For that to, you know, sort of take root because it we’re, we’re kind of coming out and saying, you know, every law, every law firm is using AI now. Yeah. I mean, every single one of them. Right. So we’re not gonna hide behind that. We’re gonna, we’re basically coming out and saying, we’re gonna streamline your matters.
We’re gonna do a lot of different types of stuff in, in some, in some. You know, emerging areas. Mm-hmm. Or you’re still gonna do your traditional business, corporations, transactions, things like that. But we’re kind of focusing on cannabis, we’re focusing on cryptocurrency, we’re focusing on psychedelics. Mm.
Trying to give what our goal is, Adam, and this is honestly what we found out. Is that, and, and I found this out yeah. When I was younger, is that one of the biggest hurdles to new business is, is expenses that you don’t factor in. Like I’m consulting with a young, young entrepreneurs that graduated NYU. My son’s from my son went to undergrad at NYU.
These guys have an app that’s fantastic. It’s, they’re getting offered by VCs already and I’ve been consulting with them from both a business perspective and legal. And these guys are starting to sign some serious contracts. Wow. And they’re like, okay, we don’t factor that into our, you know, how much is all this gonna cost?
So what we started realizing is there’s a lot of new businesses that can’t afford lawyers that can’t afford the traditional, okay. I need you to write an operating agreement for me. And that costs $10,000. Yeah. Well, with us, with us, we’re saying, Hey listen, we’re not gonna lie to you. We’re gonna get this.
We, we have, we have a format, we have a, we have an AI format. We’re gonna get it done for you for half the price or significantly less than what you had been paying. And you’re gonna get a great quality document and hopefully down the road when your company takes off, you know, then we’ll be your go-to guys.
We’re hoping to give a lot of younger entrepreneurs. Who have an idea and don’t have the ability to, you know, knock on the door or don’t have a friend or a family member who’s a lawyer who can help ’em out. Because what a lot of these young businesses do is get themselves entangled and stuff, even with their partners.
So the consulting branch of the company, mm-hmm. That we’re forming is going to actually provide.

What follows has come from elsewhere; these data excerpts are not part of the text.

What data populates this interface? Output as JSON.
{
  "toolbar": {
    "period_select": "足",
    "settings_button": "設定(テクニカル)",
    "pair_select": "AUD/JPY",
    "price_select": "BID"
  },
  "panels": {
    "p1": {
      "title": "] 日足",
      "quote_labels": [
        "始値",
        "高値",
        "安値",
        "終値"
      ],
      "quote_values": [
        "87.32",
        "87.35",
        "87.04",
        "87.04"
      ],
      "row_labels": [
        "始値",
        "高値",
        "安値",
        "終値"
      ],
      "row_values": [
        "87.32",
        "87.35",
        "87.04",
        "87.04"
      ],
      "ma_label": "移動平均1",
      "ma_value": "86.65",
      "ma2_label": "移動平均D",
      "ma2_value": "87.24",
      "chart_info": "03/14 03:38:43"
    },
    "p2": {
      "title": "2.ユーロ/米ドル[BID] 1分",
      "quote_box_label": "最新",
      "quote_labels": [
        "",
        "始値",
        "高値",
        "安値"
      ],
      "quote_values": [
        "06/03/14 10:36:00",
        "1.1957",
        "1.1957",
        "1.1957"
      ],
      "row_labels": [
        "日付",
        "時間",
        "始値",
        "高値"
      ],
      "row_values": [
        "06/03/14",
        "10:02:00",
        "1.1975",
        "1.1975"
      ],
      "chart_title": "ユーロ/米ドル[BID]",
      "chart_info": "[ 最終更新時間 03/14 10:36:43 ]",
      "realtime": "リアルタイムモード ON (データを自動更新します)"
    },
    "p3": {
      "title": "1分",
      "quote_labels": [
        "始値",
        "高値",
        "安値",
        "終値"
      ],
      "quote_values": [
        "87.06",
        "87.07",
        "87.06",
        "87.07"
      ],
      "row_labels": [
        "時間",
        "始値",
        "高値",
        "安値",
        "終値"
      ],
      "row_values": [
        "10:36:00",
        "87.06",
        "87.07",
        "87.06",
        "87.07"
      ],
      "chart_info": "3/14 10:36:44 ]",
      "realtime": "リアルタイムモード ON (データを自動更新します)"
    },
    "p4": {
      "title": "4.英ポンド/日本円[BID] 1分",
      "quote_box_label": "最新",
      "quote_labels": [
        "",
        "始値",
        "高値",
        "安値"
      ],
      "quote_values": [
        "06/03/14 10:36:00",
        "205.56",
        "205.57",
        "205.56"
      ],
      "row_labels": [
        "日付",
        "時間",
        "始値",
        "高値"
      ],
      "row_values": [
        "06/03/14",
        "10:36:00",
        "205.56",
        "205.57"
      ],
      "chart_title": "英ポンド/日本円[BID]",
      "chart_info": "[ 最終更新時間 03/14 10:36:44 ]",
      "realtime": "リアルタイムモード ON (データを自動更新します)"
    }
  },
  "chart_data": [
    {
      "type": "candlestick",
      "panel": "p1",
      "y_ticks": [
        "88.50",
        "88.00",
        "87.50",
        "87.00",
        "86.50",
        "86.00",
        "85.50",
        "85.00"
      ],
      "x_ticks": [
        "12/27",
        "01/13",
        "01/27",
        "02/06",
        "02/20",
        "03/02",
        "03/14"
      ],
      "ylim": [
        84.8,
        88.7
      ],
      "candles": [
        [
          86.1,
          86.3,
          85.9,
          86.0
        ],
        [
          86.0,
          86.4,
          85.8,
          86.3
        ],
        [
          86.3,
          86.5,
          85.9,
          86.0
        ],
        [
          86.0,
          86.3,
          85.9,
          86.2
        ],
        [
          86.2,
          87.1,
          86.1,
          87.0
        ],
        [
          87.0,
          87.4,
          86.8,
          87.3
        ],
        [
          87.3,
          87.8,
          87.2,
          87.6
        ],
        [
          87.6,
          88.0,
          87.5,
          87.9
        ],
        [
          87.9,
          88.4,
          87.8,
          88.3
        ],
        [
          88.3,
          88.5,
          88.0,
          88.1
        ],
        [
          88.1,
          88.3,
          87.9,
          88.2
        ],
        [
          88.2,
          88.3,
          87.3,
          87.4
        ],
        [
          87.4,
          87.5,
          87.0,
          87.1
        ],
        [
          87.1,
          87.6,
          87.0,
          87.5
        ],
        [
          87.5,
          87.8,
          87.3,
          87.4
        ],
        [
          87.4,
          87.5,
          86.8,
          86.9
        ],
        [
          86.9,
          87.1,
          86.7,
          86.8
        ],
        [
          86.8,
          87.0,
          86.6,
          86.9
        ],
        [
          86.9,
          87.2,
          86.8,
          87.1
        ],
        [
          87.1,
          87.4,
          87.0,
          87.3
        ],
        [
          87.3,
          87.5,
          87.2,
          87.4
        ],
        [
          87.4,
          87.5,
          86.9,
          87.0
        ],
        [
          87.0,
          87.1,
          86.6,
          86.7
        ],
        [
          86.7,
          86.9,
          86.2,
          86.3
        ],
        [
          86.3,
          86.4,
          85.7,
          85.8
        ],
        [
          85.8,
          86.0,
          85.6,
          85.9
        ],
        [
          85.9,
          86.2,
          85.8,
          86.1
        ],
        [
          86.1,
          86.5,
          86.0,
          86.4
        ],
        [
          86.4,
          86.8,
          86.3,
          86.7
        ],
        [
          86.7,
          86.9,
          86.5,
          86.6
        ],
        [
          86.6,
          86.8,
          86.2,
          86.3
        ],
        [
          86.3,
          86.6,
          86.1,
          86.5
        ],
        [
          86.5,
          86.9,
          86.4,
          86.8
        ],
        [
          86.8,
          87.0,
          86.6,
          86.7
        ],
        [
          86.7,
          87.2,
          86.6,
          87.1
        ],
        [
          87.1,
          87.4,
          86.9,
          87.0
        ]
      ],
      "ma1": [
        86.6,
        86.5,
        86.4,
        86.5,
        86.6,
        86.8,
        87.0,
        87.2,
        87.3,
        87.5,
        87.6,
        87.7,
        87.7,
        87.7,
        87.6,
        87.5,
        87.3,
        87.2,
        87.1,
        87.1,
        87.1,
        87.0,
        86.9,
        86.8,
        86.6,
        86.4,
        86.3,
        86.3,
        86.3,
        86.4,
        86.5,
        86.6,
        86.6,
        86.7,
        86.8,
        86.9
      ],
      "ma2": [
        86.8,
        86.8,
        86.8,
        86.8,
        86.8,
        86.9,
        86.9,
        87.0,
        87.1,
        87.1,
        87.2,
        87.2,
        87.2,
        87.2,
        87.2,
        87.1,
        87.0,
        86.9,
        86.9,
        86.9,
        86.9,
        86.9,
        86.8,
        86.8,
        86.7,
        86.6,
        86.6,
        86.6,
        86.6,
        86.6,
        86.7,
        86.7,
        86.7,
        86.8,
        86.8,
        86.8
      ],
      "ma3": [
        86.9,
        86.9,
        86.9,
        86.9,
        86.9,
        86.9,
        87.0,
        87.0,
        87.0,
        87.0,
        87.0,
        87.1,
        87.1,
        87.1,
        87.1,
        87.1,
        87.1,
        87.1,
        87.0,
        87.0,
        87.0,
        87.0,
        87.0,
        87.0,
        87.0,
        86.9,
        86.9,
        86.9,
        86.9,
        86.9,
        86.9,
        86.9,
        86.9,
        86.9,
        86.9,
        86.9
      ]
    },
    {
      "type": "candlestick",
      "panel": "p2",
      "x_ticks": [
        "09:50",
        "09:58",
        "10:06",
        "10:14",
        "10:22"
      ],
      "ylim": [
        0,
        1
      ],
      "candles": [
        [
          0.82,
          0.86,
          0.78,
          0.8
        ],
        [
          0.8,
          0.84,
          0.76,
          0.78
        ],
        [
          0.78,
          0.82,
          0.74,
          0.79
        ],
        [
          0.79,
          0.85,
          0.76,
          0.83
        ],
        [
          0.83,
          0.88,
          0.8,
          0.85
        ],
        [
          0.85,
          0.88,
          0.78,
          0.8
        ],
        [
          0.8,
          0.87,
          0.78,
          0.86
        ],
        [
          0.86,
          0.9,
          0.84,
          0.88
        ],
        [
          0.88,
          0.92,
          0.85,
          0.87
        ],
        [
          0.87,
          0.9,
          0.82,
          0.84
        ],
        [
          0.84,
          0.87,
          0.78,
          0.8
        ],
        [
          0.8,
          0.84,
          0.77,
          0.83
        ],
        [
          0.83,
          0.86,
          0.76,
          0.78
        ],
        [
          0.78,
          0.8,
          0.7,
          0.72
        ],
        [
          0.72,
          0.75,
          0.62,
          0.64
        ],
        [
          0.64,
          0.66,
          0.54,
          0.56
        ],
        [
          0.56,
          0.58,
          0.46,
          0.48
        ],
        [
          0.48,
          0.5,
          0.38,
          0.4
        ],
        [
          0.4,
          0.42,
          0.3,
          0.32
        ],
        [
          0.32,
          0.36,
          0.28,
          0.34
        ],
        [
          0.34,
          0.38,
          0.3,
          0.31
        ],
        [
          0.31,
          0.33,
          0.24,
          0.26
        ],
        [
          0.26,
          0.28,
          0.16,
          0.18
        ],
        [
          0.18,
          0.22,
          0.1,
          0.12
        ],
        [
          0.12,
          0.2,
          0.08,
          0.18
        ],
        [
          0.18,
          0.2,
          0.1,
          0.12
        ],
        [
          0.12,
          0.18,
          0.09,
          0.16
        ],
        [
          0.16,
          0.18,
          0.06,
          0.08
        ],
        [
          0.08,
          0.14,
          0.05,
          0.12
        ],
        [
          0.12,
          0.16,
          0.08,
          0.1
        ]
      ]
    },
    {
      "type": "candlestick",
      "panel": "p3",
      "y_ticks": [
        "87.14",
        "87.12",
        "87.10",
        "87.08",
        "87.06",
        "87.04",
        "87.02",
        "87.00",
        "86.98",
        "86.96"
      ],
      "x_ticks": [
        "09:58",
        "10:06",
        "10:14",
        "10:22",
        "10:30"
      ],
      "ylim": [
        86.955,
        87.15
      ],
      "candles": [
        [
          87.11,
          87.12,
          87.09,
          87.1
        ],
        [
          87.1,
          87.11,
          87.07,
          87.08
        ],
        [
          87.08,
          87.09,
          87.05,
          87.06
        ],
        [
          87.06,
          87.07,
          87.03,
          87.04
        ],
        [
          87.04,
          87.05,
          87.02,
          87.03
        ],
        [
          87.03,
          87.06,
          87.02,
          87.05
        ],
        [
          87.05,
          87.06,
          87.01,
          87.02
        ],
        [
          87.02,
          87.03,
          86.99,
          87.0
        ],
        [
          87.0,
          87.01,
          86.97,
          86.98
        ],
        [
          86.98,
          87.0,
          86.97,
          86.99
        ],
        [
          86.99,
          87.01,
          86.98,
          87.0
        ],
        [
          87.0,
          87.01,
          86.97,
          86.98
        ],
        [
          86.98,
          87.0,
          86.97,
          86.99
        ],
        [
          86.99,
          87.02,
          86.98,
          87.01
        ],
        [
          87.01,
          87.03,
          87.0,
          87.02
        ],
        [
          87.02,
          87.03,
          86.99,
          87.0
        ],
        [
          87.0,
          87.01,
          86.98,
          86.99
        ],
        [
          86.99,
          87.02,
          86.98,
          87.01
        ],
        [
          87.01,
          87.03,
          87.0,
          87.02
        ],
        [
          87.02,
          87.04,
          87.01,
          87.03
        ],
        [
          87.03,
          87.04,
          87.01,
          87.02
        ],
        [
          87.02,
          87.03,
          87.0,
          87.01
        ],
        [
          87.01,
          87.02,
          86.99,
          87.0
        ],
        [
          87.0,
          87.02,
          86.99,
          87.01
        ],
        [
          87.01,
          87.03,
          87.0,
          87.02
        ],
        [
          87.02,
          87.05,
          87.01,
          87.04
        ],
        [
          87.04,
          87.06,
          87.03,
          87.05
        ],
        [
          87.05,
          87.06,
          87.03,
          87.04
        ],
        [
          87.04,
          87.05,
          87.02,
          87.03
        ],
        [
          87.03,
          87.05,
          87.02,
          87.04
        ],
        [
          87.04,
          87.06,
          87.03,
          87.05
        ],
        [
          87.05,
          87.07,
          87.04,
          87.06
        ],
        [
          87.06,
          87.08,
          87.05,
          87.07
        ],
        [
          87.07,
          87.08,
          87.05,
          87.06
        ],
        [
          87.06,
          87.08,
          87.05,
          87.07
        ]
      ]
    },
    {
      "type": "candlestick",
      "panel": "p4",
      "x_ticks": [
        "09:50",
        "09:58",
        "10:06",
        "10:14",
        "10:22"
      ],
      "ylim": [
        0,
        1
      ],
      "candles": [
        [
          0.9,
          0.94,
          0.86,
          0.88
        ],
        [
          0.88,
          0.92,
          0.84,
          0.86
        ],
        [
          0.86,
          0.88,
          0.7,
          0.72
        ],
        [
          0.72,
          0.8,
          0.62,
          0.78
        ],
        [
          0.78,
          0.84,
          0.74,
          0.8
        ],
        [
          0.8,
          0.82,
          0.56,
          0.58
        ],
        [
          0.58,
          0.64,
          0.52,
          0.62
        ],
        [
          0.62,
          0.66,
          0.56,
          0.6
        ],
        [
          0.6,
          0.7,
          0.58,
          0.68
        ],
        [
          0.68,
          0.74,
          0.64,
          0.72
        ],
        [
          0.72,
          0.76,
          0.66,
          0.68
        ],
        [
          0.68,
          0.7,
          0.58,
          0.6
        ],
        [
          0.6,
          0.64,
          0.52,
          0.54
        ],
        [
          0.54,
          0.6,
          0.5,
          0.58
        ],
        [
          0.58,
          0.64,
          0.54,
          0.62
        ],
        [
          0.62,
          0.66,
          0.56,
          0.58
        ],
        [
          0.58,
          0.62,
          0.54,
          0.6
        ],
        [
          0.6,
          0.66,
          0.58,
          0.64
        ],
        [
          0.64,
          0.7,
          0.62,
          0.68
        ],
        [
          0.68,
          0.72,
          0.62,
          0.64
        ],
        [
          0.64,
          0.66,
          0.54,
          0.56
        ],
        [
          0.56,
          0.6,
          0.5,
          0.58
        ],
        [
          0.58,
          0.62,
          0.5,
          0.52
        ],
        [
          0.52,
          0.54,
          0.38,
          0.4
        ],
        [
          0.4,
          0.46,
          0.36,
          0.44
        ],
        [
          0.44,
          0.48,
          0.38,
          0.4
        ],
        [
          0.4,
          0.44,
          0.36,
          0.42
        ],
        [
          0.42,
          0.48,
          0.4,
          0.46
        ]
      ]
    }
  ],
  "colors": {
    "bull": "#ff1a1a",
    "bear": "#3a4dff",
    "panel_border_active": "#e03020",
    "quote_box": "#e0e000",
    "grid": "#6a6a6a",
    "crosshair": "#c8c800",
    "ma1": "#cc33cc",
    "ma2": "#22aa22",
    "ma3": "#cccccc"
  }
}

Deal mediation. So when partners and members of an LLC are fighting with each other, we’re saying, okay, don’t lawyer up. Don’t everybody just run to go get lawyers. And many of these people don’t have money mm-hmm.
To, to get lawyers. So we’re saying, listen, contact us. We have a broad range of experience in multi, in, in multi-layered businesses. We’re all, all, we’re all also, you know, licensed attorneys who’ve been doing this for many years. We’ll come in and we’ll sit down for a, for a fraction of the cost that you’d spend.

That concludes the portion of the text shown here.